Thanks Cos for your feedback Now my turn to respond
1) Purpose of this patch: Its good to decouple hadoop services from from hdfs semantics, wherever possible. This will pave the way for using bigtop to deploy more than just standard HDFS based hadoop services. Thats the main purpose of this patch. Passively, it also cleans up some stuff to incrementally improve issues like (2) below:
2) Regarding the "partially initialized file systems" : That is a great point ! That is actually why we've put in "mkdir -p" instead of just "mkdir" as part of this patch . thus, the "partially initialized FS" problem is much more flexibly dealt with by the init-hcfs.sh script, than with the original init hDfs script.

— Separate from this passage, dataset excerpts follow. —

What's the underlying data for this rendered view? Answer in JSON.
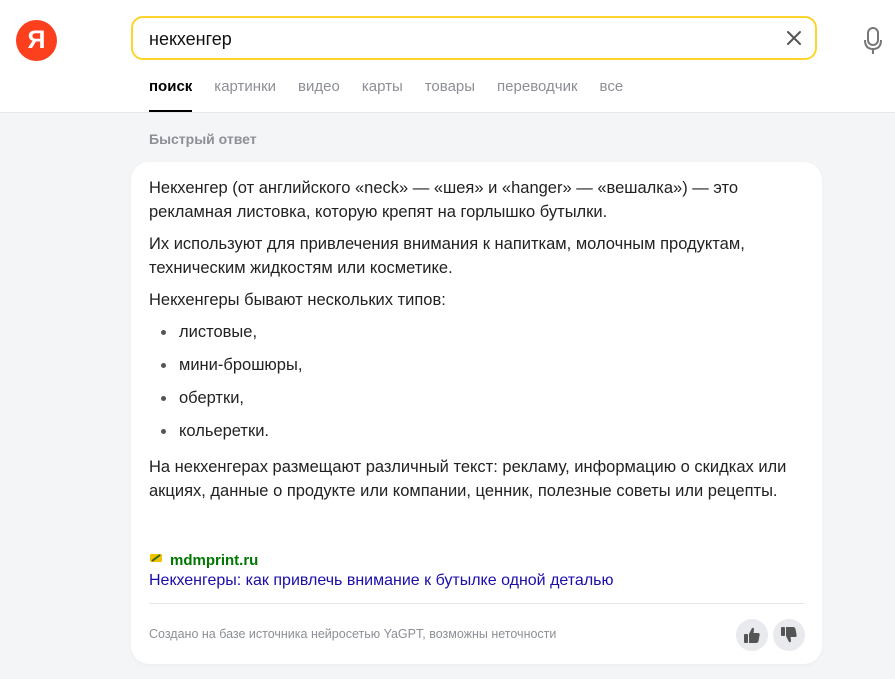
{
  "header": {
    "logo_text": "Я",
    "search": {
      "value": "некхенгер",
      "placeholder": ""
    },
    "clear_icon": "close-icon",
    "mic_icon": "microphone-icon",
    "tabs": [
      {
        "label": "поиск",
        "active": true
      },
      {
        "label": "картинки"
      },
      {
        "label": "видео"
      },
      {
        "label": "карты"
      },
      {
        "label": "товары"
      },
      {
        "label": "переводчик"
      },
      {
        "label": "все"
      }
    ]
  },
  "quick_answer": {
    "section_title": "Быстрый ответ",
    "paragraphs": [
      "Некхенгер (от английского «neck» — «шея» и «hanger» — «вешалка») — это рекламная листовка, которую крепят на горлышко бутылки.",
      "Их используют для привлечения внимания к напиткам, молочным продуктам, техническим жидкостям или косметике.",
      "Некхенгеры бывают нескольких типов:"
    ],
    "list_items": [
      "листовые,",
      "мини-брошюры,",
      "обертки,",
      "кольеретки."
    ],
    "closing_paragraph": "На некхенгерах размещают различный текст: рекламу, информацию о скидках или акциях, данные о продукте или компании, ценник, полезные советы или рецепты.",
    "source": {
      "site": "mdmprint.ru",
      "title": "Некхенгеры: как привлечь внимание к бутылке одной деталью"
    },
    "disclaimer": "Создано на базе источника нейросетью YaGPT, возможны неточности",
    "feedback": {
      "like_icon": "thumbs-up-icon",
      "dislike_icon": "thumbs-down-icon"
    }
  },
  "colors": {
    "brand": "#fc3f1d",
    "search_border": "#fed42b",
    "link": "#1a0dab",
    "source_green": "#007700",
    "muted": "#8c8f96"
  }
}
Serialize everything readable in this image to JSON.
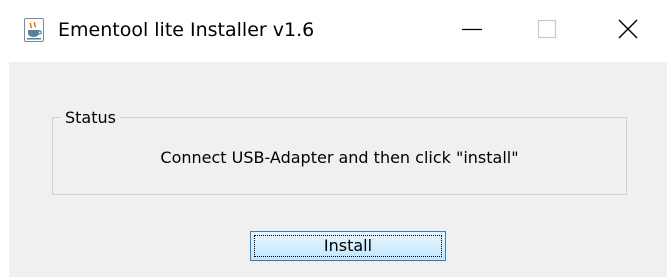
{
  "window": {
    "title": "Ementool lite Installer v1.6",
    "icon": "java-cup-icon",
    "controls": [
      "minimize-icon",
      "maximize-icon",
      "close-icon"
    ]
  },
  "status": {
    "label": "Status",
    "message": "Connect USB-Adapter and then click \"install\""
  },
  "actions": {
    "install_label": "Install"
  },
  "colors": {
    "content_background": "#f0f0f0",
    "button_border": "#3c7fb1",
    "button_fill": "#bee6fd"
  }
}
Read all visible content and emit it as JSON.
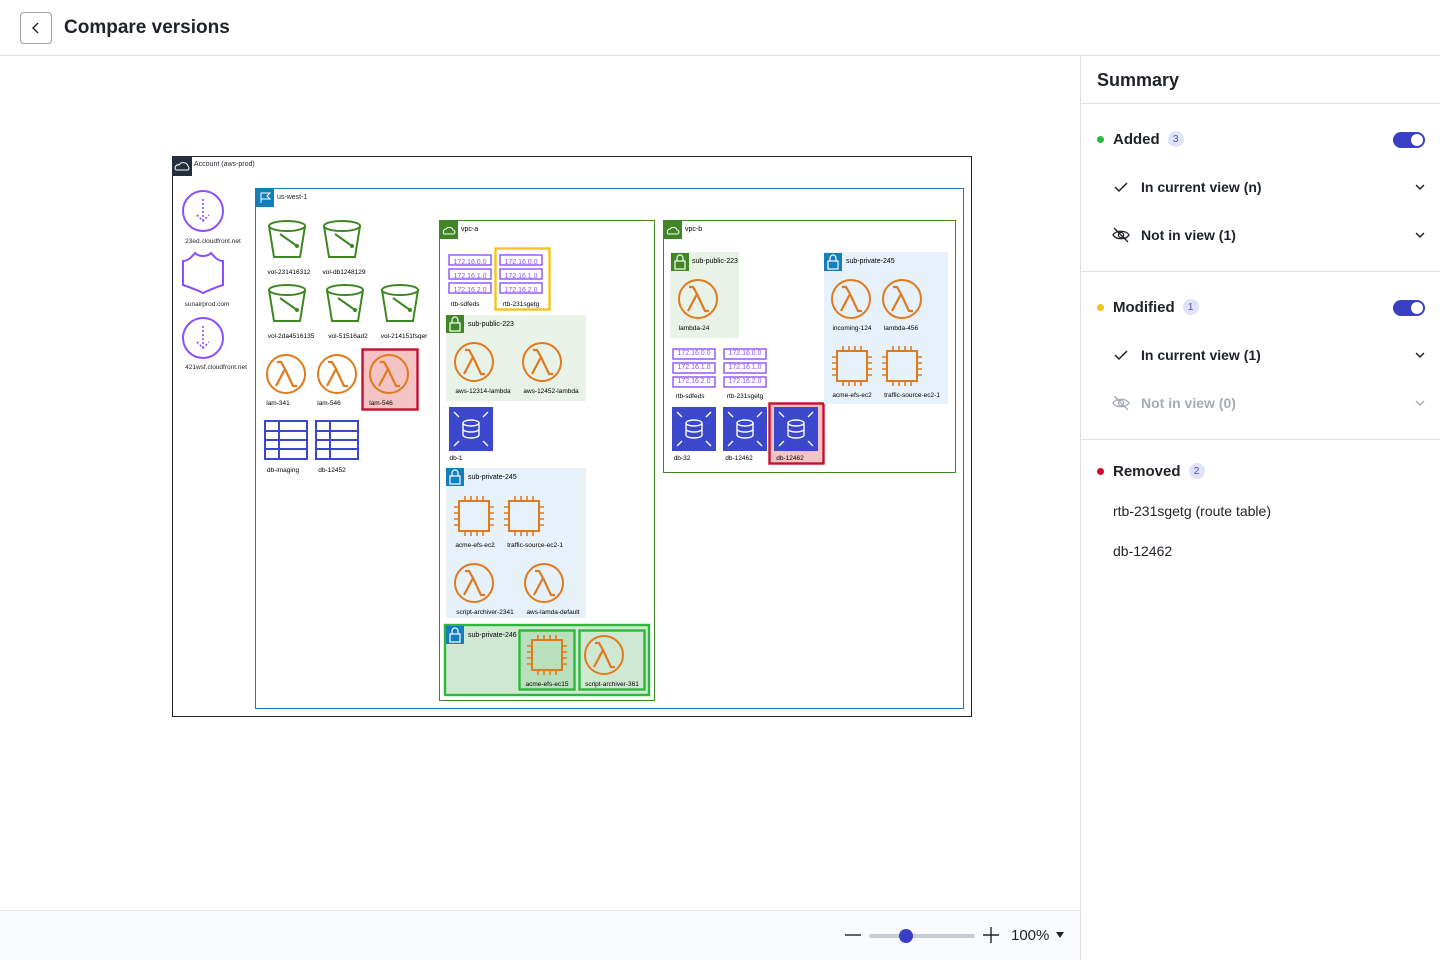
{
  "header": {
    "title": "Compare versions"
  },
  "zoom": {
    "value": "100%",
    "level": 0.35
  },
  "diagram": {
    "account": "Account (aws-prod)",
    "region": "us-west-1",
    "vpc_a": "vpc-a",
    "vpc_b": "vpc-b",
    "edge": [
      {
        "label": "23ed.cloudfront.net",
        "icon": "cloudfront-icon"
      },
      {
        "label": "sunairprod.com",
        "icon": "route53-shield-icon"
      },
      {
        "label": "421wsf.cloudfront.net",
        "icon": "cloudfront-icon"
      }
    ],
    "buckets": [
      "vol-231416312",
      "vol-db1248129",
      "vol-2da4516135",
      "vol-51516ad2",
      "vol-214151fsqer"
    ],
    "region_lambdas": [
      "lam-341",
      "lam-546",
      "lam-546"
    ],
    "tables": [
      "db-imaging",
      "db-12452"
    ],
    "cidrs": [
      "172.16.0.0",
      "172.16.1.0",
      "172.16.2.0"
    ],
    "vpc_a_rtbs": [
      "rtb-sdfeds",
      "rtb-231sgetg"
    ],
    "sub_public_a": {
      "name": "sub-public-223",
      "items": [
        "aws-12314-lambda",
        "aws-12452-lambda"
      ]
    },
    "vpc_a_db": "db-1",
    "sub_private_a": {
      "name": "sub-private-245",
      "items": [
        "acme-efs-ec2",
        "traffic-source-ec2-1",
        "script-archiver-2341",
        "aws-lamda-default"
      ]
    },
    "sub_private_new": {
      "name": "sub-private-246",
      "items": [
        "acme-efs-ec15",
        "script-archiver-361"
      ]
    },
    "sub_public_b": {
      "name": "sub-public-223",
      "items": [
        "lambda-24"
      ]
    },
    "vpc_b_rtbs": [
      "rtb-sdfeds",
      "rtb-231sgetg"
    ],
    "vpc_b_dbs": [
      "db-32",
      "db-12462",
      "db-12462"
    ],
    "sub_private_b": {
      "name": "sub-private-245",
      "items": [
        "incoming-124",
        "lambda-456",
        "acme-efs-ec2",
        "traffic-source-ec2-1"
      ]
    }
  },
  "summary": {
    "title": "Summary",
    "added": {
      "label": "Added",
      "count": "3",
      "color": "#2eb83a",
      "rows": [
        {
          "label": "In current view (n)",
          "icon": "check-icon"
        },
        {
          "label": "Not in view (1)",
          "icon": "eye-off-icon"
        }
      ]
    },
    "modified": {
      "label": "Modified",
      "count": "1",
      "color": "#f5c31c",
      "rows": [
        {
          "label": "In current view (1)",
          "icon": "check-icon"
        },
        {
          "label": "Not in view (0)",
          "icon": "eye-off-icon"
        }
      ]
    },
    "removed": {
      "label": "Removed",
      "count": "2",
      "color": "#c8102e",
      "items": [
        "rtb-231sgetg (route table)",
        "db-12462"
      ]
    }
  },
  "colors": {
    "accent": "#3b3fc4",
    "s3": "#3f8624",
    "lambda": "#e07a1f",
    "network": "#8c4fff",
    "db": "#3b48cc",
    "region": "#147eba",
    "vpc": "#3f8624",
    "added": "#2eb83a",
    "removed": "#c8102e",
    "modified": "#f5c31c"
  }
}
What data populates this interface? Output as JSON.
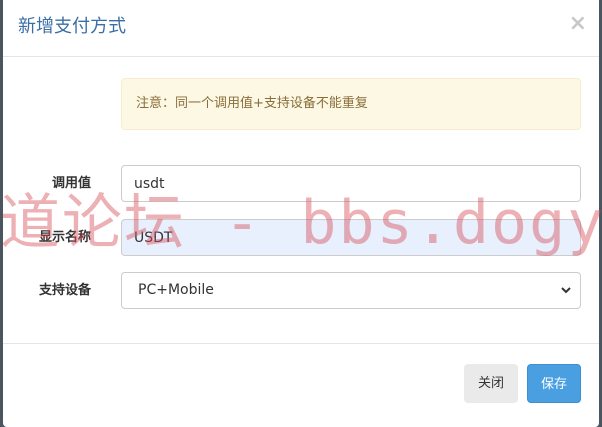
{
  "modal": {
    "title": "新增支付方式",
    "close_glyph": "×",
    "notice": "注意：同一个调用值+支持设备不能重复",
    "fields": {
      "call_value": {
        "label": "调用值",
        "value": "usdt"
      },
      "display_name": {
        "label": "显示名称",
        "value": "USDT"
      },
      "device": {
        "label": "支持设备",
        "selected": "PC+Mobile"
      }
    },
    "buttons": {
      "close": "关闭",
      "save": "保存"
    }
  },
  "watermark": "道论坛 - bbs.dogyx.c"
}
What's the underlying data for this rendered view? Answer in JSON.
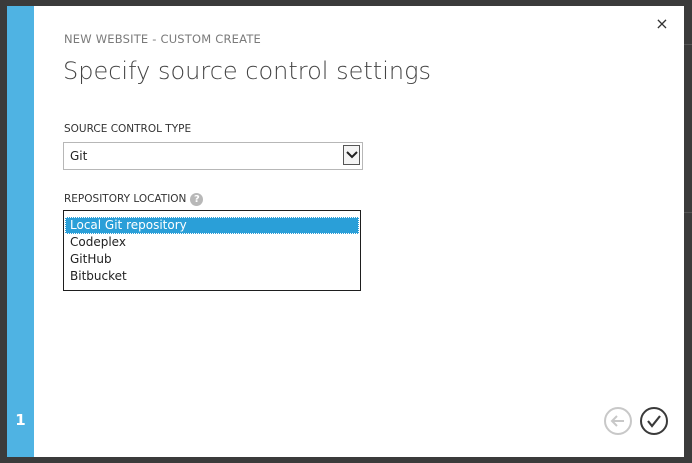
{
  "dialog": {
    "subtitle": "NEW WEBSITE - CUSTOM CREATE",
    "title": "Specify source control settings",
    "step_number": "1",
    "close_symbol": "×"
  },
  "source_control": {
    "label": "SOURCE CONTROL TYPE",
    "selected_value": "Git"
  },
  "repository": {
    "label": "REPOSITORY LOCATION",
    "help_symbol": "?",
    "options": [
      {
        "label": "Local Git repository",
        "selected": true
      },
      {
        "label": "Codeplex",
        "selected": false
      },
      {
        "label": "GitHub",
        "selected": false
      },
      {
        "label": "Bitbucket",
        "selected": false
      }
    ]
  },
  "icons": {
    "close": "close-icon",
    "help": "question-icon",
    "dropdown": "chevron-down-icon",
    "back": "arrow-left-icon",
    "complete": "checkmark-icon"
  },
  "colors": {
    "accent": "#4fb3e3",
    "selection": "#2a9fd8",
    "backdrop": "#3b3b3b"
  }
}
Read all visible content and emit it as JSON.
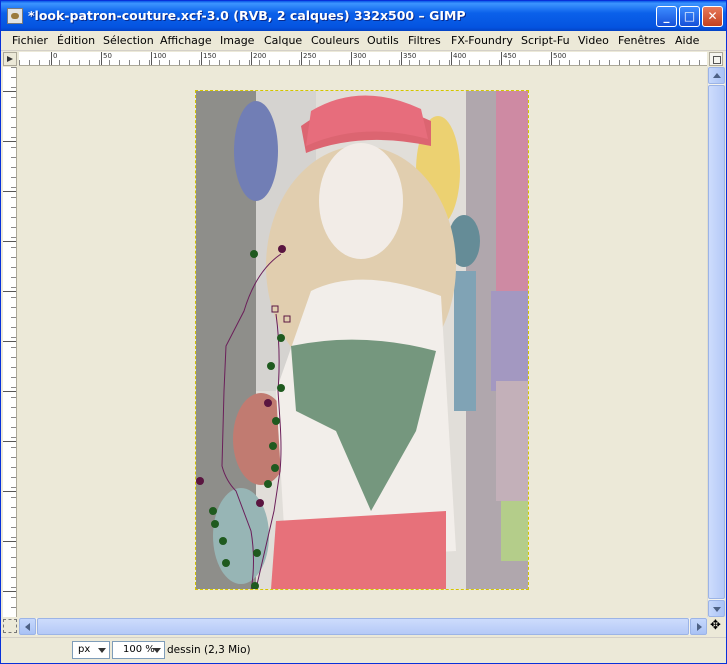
{
  "window": {
    "title": "*look-patron-couture.xcf-3.0 (RVB, 2 calques) 332x500 – GIMP",
    "minimize_glyph": "_",
    "maximize_glyph": "□",
    "close_glyph": "✕"
  },
  "menu": {
    "items": [
      {
        "label": "Fichier"
      },
      {
        "label": "Édition"
      },
      {
        "label": "Sélection"
      },
      {
        "label": "Affichage"
      },
      {
        "label": "Image"
      },
      {
        "label": "Calque"
      },
      {
        "label": "Couleurs"
      },
      {
        "label": "Outils"
      },
      {
        "label": "Filtres"
      },
      {
        "label": "FX-Foundry"
      },
      {
        "label": "Script-Fu"
      },
      {
        "label": "Video"
      },
      {
        "label": "Fenêtres"
      },
      {
        "label": "Aide"
      }
    ]
  },
  "rulers": {
    "horizontal_labels": [
      "0",
      "50",
      "100",
      "150",
      "200",
      "250",
      "300",
      "350",
      "400",
      "450",
      "500"
    ]
  },
  "statusbar": {
    "unit": "px",
    "zoom": "100 %",
    "layer_info": "dessin (2,3 Mio)"
  },
  "colors": {
    "titlebar": "#0453e0",
    "canvas_bg": "#ece9d8",
    "path_stroke": "#6b1f5a",
    "anchor_green": "#1f5a1f",
    "anchor_purple": "#5a1540"
  }
}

3) Regarding "very slow performance of init-hdfs": You are right that that your idea to use DFS direct APIs could be good for performance . This is synergistic with init-hcfs.sh.... By making a "generic" initi-hcfs.sh script (look closely at the patch, you will see that init-hdfs.sh is now much simpler), it paves the ways for you HDFS folks to create optimized HDFS path for file creation, but it also contributes an HCFS compliant alternative which the HCFS community can use with our bigtop based deployments.
I think the 3 bullets above are a good start to an important debate that NEEDS to happen in the open.
Lets please keep this debate going. The dialogue is probably just as important as the patch.
- now in case thats not a compelling argument for this patch, heres an alternative approach *
If you still feel that having init-hdfs.sh and init-hcfs.sh as side-by-side utilities is bad, then maybe i can add init-hcfs.sh into bigtop so that, from our side, the broader FileSYstem ecosystem (which ultimately will contirbute back and improve HDFS by contributing to the robustness of its interfaces and tests), we have a foothold in bigtop upon which we can innovate to further diversify the bigtop stack so that it can support a more diverse range of hadoop deployments.